O’na İtalya’nın Jamie Oliver’ı diyebiliriz. O’nun kadar pratik ve onun kadar basit fikirlerle harikalar yaratan bir şef. Yemek yapma tutkusu her şeyin önüne geçmiş ve hayallerini peşinde ilerlemiş. Kendisi şu anda 32 yaşında İtalya’nın en iyi 10 şefi arasında gösteriliyor.

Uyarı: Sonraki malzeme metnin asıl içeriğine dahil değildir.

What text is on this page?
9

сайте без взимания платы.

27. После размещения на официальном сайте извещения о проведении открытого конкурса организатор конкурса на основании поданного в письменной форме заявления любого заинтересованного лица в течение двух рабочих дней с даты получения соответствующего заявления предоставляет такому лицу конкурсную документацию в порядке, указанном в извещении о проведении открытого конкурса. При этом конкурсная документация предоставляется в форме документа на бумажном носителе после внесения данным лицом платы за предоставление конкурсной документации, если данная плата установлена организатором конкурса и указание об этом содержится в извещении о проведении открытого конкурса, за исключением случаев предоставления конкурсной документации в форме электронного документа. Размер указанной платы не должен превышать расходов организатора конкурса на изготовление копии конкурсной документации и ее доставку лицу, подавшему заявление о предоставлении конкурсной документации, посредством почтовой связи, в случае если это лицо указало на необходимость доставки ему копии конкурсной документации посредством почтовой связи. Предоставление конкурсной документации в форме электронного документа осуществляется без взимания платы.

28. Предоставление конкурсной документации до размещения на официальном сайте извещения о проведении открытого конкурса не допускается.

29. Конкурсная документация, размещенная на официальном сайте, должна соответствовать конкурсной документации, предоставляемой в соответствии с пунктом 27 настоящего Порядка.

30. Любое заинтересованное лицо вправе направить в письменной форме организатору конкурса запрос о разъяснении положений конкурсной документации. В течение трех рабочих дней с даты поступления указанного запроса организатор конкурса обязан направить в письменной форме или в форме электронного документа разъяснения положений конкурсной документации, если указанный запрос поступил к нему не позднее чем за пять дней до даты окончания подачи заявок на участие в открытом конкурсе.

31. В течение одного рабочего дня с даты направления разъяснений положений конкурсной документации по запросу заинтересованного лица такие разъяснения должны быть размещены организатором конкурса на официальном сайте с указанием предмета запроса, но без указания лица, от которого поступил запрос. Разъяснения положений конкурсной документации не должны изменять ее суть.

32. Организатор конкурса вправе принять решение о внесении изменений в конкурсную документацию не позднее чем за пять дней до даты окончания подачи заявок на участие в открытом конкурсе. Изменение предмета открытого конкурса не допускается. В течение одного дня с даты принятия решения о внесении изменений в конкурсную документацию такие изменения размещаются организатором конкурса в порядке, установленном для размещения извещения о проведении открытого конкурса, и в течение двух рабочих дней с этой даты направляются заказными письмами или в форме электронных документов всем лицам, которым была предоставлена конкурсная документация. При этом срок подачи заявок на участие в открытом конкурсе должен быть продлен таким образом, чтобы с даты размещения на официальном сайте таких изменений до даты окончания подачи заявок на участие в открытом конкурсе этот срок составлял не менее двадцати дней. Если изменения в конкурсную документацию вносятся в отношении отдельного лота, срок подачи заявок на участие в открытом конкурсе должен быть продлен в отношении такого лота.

Yakın zamanda Venedik’te açacağı restoranda yemeklerinin peşinden koşan müşterilerine hizmet vermeye başlayacak. İşte Parma’daki aşçılık okulu ALMA’da birbirinden güzel yemeklerini özel bir demoda sunan Antonia Klugman’ın ilginç öyküsü…

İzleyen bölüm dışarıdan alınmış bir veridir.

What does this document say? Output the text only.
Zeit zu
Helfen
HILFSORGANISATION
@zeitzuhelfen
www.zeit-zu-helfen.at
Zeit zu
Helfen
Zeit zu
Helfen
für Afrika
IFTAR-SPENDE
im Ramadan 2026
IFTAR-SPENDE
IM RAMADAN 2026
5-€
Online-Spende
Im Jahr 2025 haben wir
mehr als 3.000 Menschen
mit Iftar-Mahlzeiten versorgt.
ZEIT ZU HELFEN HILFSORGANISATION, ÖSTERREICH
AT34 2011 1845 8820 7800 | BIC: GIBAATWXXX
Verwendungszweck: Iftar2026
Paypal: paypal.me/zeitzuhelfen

Tolga Kamiloğlu: Bize biraz kendinizden bahsedebilir misiniz?

Antonia Klugman: Trieste’de doğdum. 32 yaşındayım. 21 yaşından beri de aşçılık mesleğinin içindeyim. Aşçı olmaya üniversitede Hukuk bölümünde okurken karar verdim ve okulu yarım bırakarak bir restoranda çalışmaya başladım. Ailem ‘Okulu bırakıyorum, aşçı olacağım!’ dediğimde tepki gösterdi çünkü annem babam doktor. Aşçı olmak istemem onları biraz tedirgin etti fakat daha sonra bu fikre alıştılar ve o günden beri hiç sıkılmadan zamanımı mutfaklarda geçiriyorum.

T.K: Yemeklerinizin sitili genellikle geleneksel İtalyan mutfağına dayalı. Füzyon veya progressive gibi modern mutfaklar hakkında ne düşünüyorsunuz? Gelenekçi misiniz yoksa mutfağınızda yeniliklere yer var mı?

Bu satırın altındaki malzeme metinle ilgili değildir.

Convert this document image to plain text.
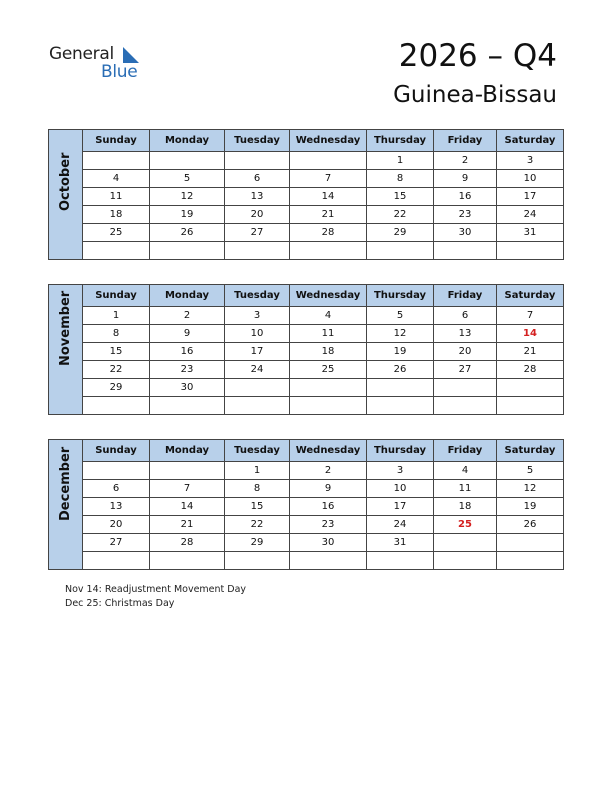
General
Blue	2026 – Q4
Guinea-Bissau
October	Sunday	Monday	Tuesday	Wednesday	Thursday	Friday	Saturday
					1	2	3
	4	5	6	7	8	9	10
	11	12	13	14	15	16	17
	18	19	20	21	22	23	24
	25	26	27	28	29	30	31

November	Sunday	Monday	Tuesday	Wednesday	Thursday	Friday	Saturday
	1	2	3	4	5	6	7
	8	9	10	11	12	13	14
	15	16	17	18	19	20	21
	22	23	24	25	26	27	28
	29	30					

December	Sunday	Monday	Tuesday	Wednesday	Thursday	Friday	Saturday
			1	2	3	4	5
	6	7	8	9	10	11	12
	13	14	15	16	17	18	19
	20	21	22	23	24	25	26
	27	28	29	30	31		

Nov 14: Readjustment Movement Day
Dec 25: Christmas Day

A.Klugman: Mutfakta modern tekniklerin mükemmel olduğunu düşünüyorum. Aşçılar yeni tekniklere kesinlikle kendini kapatmamalı. Ben 32 yaşındayım ve yeniliklere açık bir insanım. İtalya’da biz geleneksel olmayan sıra dışı şeylerden hep korktuk. Fakat tarih değişiyor. Dolayısıyla biz İtalyanların da fikirleri değişiyor. Her yenilik mutfak ve yiyecek kültürünü hep bir adım ileriye taşıyor.

T.K: Mutfakta ‘basit olan iyidir’ fikrine mi yoksa ‘uğraştırıcı olan iyidir!’ fikrine mi katılıyorsunuz?

A.Klugman: Eğer yeni bir teknik kullanıyorsanız, kullandığınız teknik yiyeceğin doğal dokusunu ve yapısını ön plana çıkarması gerekir. Doğal tadını ve dokusunu bozan metotlara her zaman karşıyım.  Benim için mutfaktaki tek bariyer budur. Yiyeceğin kendi karakterini hiçbir şey örtemez, örtmemeli….

T.K: Başka ülkelerin mutfakları ilginizi çekiyor mu?

A.Klugman: Tabii ki de çekiyor. Örneğin Japon mutfağı en büyük tutkum. Japon mutfağındaki her yenilik ve detayla yakından ilgileniyorum. İtalyan mutfağında yüzyıllardır kullanılan bir model, herhangi bir Japon sosuyla bambaşka bir şekle bürünebiliyor.

T.K: Restoranınızda menünüz için yeni alternatifler hazırlarken nasıl bir süreç izliyorsunuz?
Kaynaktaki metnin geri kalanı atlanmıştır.